Okay, everyone, hold on to your party hats. It’s that time of the year again. No, I don’t mean your plans for New Year’s Eve. I mean the City of Vancouver’s annual operating and capital budget.
Yes, that’s right, the most under-reported, least-interesting, pre-Christmas financial juggernaut that has, in fact, become one of the many reasons Vancouver is so unaffordable and, if properly analyzed, would demonstrate clearly that Vision Vancouver and Mayor Gregor Robertson are short-sighted, out-of-control spendthrifts when it comes to managing your tax dollars.
I have voted against every single operating budget since being elected in 2011. People may say, “Well, George, you are just doing what opposition politicians do.” But no, that’s not the case. I understand the importance of social responsibility and the many issues Vancouverites hold dear, including how we might build, with partners, truly affordable housing.
But we can’t bankrupt the city in the process. We need to make balanced decisions.
Let me simply put the math on the table. Don’t be afraid. It won’t hurt (well, it won’t hurt much … bear with me).
This year, we will see one of the highest property tax increases in Vision’s eight-year reign of error: A 3.4-per-cent increase for residents, plus, averaged out, another 1.2 per cent increase in various fees, including water, sewer, and solid waste — the big three. That works out to a total tax increase of 4.6 per cent, more than twice the current rate of inflation.

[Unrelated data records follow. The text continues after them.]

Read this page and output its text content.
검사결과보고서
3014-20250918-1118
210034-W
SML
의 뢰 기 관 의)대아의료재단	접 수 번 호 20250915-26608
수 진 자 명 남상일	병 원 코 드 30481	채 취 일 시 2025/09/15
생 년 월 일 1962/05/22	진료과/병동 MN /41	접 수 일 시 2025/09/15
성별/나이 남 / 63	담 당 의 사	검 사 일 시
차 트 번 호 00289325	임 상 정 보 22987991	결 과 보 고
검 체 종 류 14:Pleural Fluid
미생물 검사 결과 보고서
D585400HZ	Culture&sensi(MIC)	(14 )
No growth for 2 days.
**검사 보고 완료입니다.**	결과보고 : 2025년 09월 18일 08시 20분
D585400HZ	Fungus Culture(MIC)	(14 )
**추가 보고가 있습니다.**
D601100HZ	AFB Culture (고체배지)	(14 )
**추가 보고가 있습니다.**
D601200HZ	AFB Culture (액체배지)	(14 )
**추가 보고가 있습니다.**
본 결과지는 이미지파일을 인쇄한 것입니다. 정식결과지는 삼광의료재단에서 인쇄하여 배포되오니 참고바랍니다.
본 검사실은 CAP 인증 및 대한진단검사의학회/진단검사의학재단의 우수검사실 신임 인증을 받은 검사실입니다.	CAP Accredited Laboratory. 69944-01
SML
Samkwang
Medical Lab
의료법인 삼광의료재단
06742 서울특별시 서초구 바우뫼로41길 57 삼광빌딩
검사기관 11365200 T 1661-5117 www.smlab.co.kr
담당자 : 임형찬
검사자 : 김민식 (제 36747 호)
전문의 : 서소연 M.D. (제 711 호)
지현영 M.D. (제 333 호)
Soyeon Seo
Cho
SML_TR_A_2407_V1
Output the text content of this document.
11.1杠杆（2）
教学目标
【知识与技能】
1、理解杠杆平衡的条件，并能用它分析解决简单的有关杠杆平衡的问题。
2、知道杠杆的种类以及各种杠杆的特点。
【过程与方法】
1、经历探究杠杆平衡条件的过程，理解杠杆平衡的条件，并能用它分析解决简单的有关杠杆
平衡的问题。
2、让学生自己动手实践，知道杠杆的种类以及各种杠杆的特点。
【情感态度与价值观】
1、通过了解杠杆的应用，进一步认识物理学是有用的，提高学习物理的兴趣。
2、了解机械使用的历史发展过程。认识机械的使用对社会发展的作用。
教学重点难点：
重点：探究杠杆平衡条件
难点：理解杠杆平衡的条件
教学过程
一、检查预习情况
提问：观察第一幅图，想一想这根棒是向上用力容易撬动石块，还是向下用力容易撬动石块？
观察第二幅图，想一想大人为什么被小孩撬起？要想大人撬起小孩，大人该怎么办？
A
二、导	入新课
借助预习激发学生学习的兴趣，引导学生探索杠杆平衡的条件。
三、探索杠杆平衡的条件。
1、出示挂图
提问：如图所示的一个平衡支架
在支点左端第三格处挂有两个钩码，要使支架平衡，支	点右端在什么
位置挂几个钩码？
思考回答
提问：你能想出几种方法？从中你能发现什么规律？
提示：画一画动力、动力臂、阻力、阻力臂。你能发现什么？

If you look back a little over 10 years ago to 2005, the city’s Annual Financial Report (the only place you can find anything close to line item budget info from City Hall these days) shows that Vancouver taxpayers handed over a combined total of $622 million to the city in property taxes and related penalties and utility fees. That money paid for roughly 75 per cent of the city’s operating expenses.
Now, jump ahead 10 years to 2015 and look at those same four budget items: property taxes and utility fees (water, sewer and garbage). The total take is $937 million. Nearly a billion dollars to pay for roughly 75 per cent of the city’s operating expenses!
When you compare 2005 to 2015, it works out to a total revenue increase from property taxes and utility fees of $315 million. If you convert the 2005 numbers into today’s dollars, you will discover that it works out to a 30-per-cent increase in tax and fee revenue for the city in just 10 years.
Now, the mayor and Vision might argue that this revenue increase is justified because of population increase. This is patently untrue.
The population of Vancouver has only gone up by 10 per cent in the same 10-year period. This means revenue from property taxes and utility fees has outstripped population growth by a factor of three to one.
Sadly, amid all this talk about affordability — mostly related to the housing market — there is one thing that we as a city council can control: spending. But Vision has clearly not controlled spending and they show no interest in ever doing so.
With taxes and fees increasing 30 per cent over a 10-year period (or three times the rate of population growth), it has indisputably contributed to making Vancouver a far more expensive place to live than ever before.
So, on Dec. 13, when the vote comes down on the budget and I, as usual, vote against it, don’t mark it up to George just being George. No, we need to get our house in order at City Hall. For too long Vision has treated the taxpayers of Vancouver as complacent writers of blank cheques.
We can no longer accept this annual dip into our wallets with blank stares. Money matters. The buck-taking has to stop somewhere. And there is no better time than now, this year, maybe even today.
George Affleck is a Non-Partisan Association Vancouver city councillor.